大丈夫ですかと聞かれたら、はい大丈夫ですと言うタイプの人間です。

電車の帰り道

こどものやけどが思っていたよりよくない、とガーゼの交換を毎日してくれていた病院の先生に言われ、紹介状を書いてくれた病院に行った。

電車を乗り継ぐと1時間以上かかるので車で行ったのだけど、それでも30分ほど。

大きい病院なので、紹介状があっても外来の初診であれば少なくとも2時間は待つコースだな、と通院経験だけは豊富な俺は覚悟を決めて仕事を半休した。このあたりはフレキシブルにできる職場でよかったと思う。今の職場の唯一いいところだ。

しかし2時間、大人でも辛いのに息子はよく待った。
流石に後半、少し待合室を抜けてうろついたが、ゴネもせず、癇癪も起こさず、これは本当に助かった。
良くも悪くも我慢強い性格なのだと、実感する機会が増えた。やけどだって、相当痛いだろうに、痛がる素振りもほとんど見せない。あまり心配させないように、我慢しているのだろう。
なんでもないようにしていることに余計に胸が重くなる。

先生は流石に専門家という感じで、やけどの痕を見て即座にこれはきれいに治る、と言ってくれて俺も妻も事故当日以来硬くなっていた表情がやわらいだと思う。ほっとしたり、落ち込んだり。こどもに関することは本当に一喜一憂だ。これくらいのことでこんなふうに気分が上がったり下がったりしていたら、もっと大きな事故や病気になったら、俺はどうなってしまうのだろうと頭の片隅でぼんやり思う。

それこそ妻とも喧嘩になったしお互い態度が剣呑となり、ぎすぎすとした雰囲気のままだったが、先生の一言でだいぶよくなった。

ここ数日兄にかかりきりだったのでほっとかれた形の妹がなんやかんやといつもより自分に構えと絡んでくる。

病院から家に帰るとマックが食べたい、と息子がいうのでハッピーセットを買ってくる。
すみっこぐらしで猫が出て喜んでいた。

食べ終わってから仕事に行って、会社に着くともう15時過ぎ。
余計な雑談をしている暇もないので、パソコンを持って集中できる休憩室の隅でひっそりと仕事に打ち込んだ。本当に集中したい時は時々休憩室でこっそり仕事をしている。電話がならず、同僚や上司に話しかけられることもないので、体感的には作業スピードが倍くらいになる。もちろん行き先をホワイトボードには書いておくが、とがめる人間はいない。仕事をしているのだし、そうしたところに深く干渉しないのも、今の職場の唯一いいところだ。唯一が二つでてしまった。まあ、それ以外のいいところは、それほどない。

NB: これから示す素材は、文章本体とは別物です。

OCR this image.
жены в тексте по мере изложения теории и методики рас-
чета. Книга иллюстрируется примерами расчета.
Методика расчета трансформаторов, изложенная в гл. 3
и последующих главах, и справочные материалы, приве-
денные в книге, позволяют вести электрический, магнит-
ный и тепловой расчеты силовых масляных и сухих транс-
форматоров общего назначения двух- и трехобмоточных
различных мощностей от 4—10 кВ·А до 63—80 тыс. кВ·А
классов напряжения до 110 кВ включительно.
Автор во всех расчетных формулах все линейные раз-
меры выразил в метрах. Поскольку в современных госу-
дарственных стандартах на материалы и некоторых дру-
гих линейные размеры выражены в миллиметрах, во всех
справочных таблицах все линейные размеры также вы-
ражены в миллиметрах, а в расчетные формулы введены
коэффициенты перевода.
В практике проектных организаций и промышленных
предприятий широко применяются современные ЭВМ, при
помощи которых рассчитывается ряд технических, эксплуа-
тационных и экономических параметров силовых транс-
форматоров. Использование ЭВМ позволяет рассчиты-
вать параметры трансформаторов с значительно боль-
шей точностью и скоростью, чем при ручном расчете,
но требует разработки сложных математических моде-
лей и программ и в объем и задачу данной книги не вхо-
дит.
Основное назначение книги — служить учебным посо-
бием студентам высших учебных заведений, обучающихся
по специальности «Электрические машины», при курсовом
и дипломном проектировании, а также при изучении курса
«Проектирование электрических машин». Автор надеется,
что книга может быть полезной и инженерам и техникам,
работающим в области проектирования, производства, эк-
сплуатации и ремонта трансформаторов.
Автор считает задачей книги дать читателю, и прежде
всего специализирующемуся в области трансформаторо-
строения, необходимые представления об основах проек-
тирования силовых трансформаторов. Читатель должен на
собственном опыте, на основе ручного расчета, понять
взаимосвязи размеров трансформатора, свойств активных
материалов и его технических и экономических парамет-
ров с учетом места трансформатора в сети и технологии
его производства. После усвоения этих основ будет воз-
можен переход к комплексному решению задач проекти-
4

3時間ほどで目処をつけることができた。思ったより早く終わらせそうだ。

デスクに戻ると伝言メモがたくさんあるので一件一件コールバックして要件を済ますともう19時。
そこからメールの返信をしていると、長くなりそうな案件を見つけ、電話をすることに。
思った通りの重めの案件で、休み明けの月曜日にどう決着させるか、ああだこうだとアイディアを出すものの結局まとまらないまま、月曜日にまた相談しましょう、と言って電話を切るともう20時。

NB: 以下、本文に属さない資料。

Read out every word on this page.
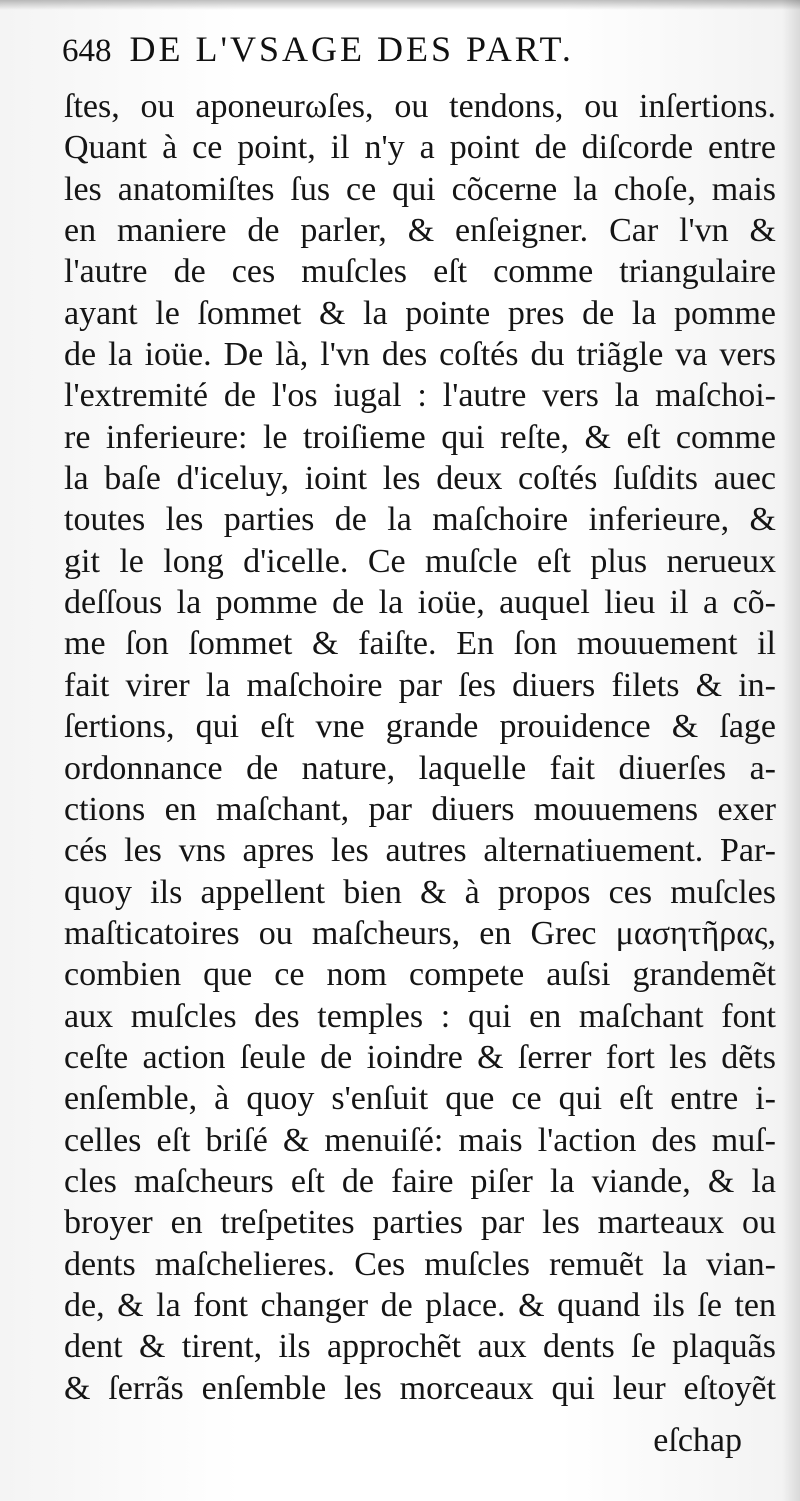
648 DE L'VSAGE DES PART.
ſtes, ou aponeurωſes, ou tendons, ou inſertions.
Quant à ce point, il n'y a point de diſcorde entre
les anatomiſtes ſus ce qui cõcerne la choſe, mais
en maniere de parler, & enſeigner. Car l'vn &
l'autre de ces muſcles eſt comme triangulaire
ayant le ſommet & la pointe pres de la pomme
de la ioüe. De là, l'vn des coſtés du triãgle va vers
l'extremité de l'os iugal : l'autre vers la maſchoi-
re inferieure: le troiſieme qui reſte, & eſt comme
la baſe d'iceluy, ioint les deux coſtés ſuſdits auec
toutes les parties de la maſchoire inferieure, &
git le long d'icelle. Ce muſcle eſt plus nerueux
deſſous la pomme de la ioüe, auquel lieu il a cõ-
me ſon ſommet & faiſte. En ſon mouuement il
fait virer la maſchoire par ſes diuers filets & in-
ſertions, qui eſt vne grande prouidence & ſage
ordonnance de nature, laquelle fait diuerſes a-
ctions en maſchant, par diuers mouuemens exer
cés les vns apres les autres alternatiuement. Par-
quoy ils appellent bien & à propos ces muſcles
maſticatoires ou maſcheurs, en Grec μασητῆρας,
combien que ce nom compete auſsi grandemẽt
aux muſcles des temples : qui en maſchant font
ceſte action ſeule de ioindre & ſerrer fort les dẽts
enſemble, à quoy s'enſuit que ce qui eſt entre i-
celles eſt briſé & menuiſé: mais l'action des muſ-
cles maſcheurs eſt de faire piſer la viande, & la
broyer en treſpetites parties par les marteaux ou
dents maſchelieres. Ces muſcles remuẽt la vian-
de, & la font changer de place. & quand ils ſe ten
dent & tirent, ils approchẽt aux dents ſe plaquãs
& ſerrãs enſemble les morceaux qui leur eſtoyẽt
eſchap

デスクに戻るとすぐにテレビ電話で育休中の女性社員と繋いでいる同僚がオフィスにいる全員に赤ちゃんを見せて回っていたが、鋭い目つきのまま赤ちゃんをチラリと見て、手をあげて「どうもー」というのがやっとだった。2ヶ月足らずの赤ん坊にまで優しくできないくらい、余裕のない精神状態なのだと今の自分が冷静に分析できるので、少しでも早く帰って休まなければ、と自分の中の危機管理が働く。

その後簡単に資料をまとめて、雑用をこなすと21時。
オフィスには俺と2、3人しかいなくなっていたので、帰ることにした。

帰りがけにトイレに入って用を足していると、疲れたな、と声に出して言ってしまっていた。
慌てて周囲を見渡したが誰もいない。独り言を言う中年になってきたな、と思う。

帰りの電車は空いていて、会社の最寄駅から自宅までずっと座ることができた。
眠りそうで眠らない、一番気持ちのいい半覚醒の状態だった。

電車の帰り道、もしかしたら家で寝ている時より好きかもしれない。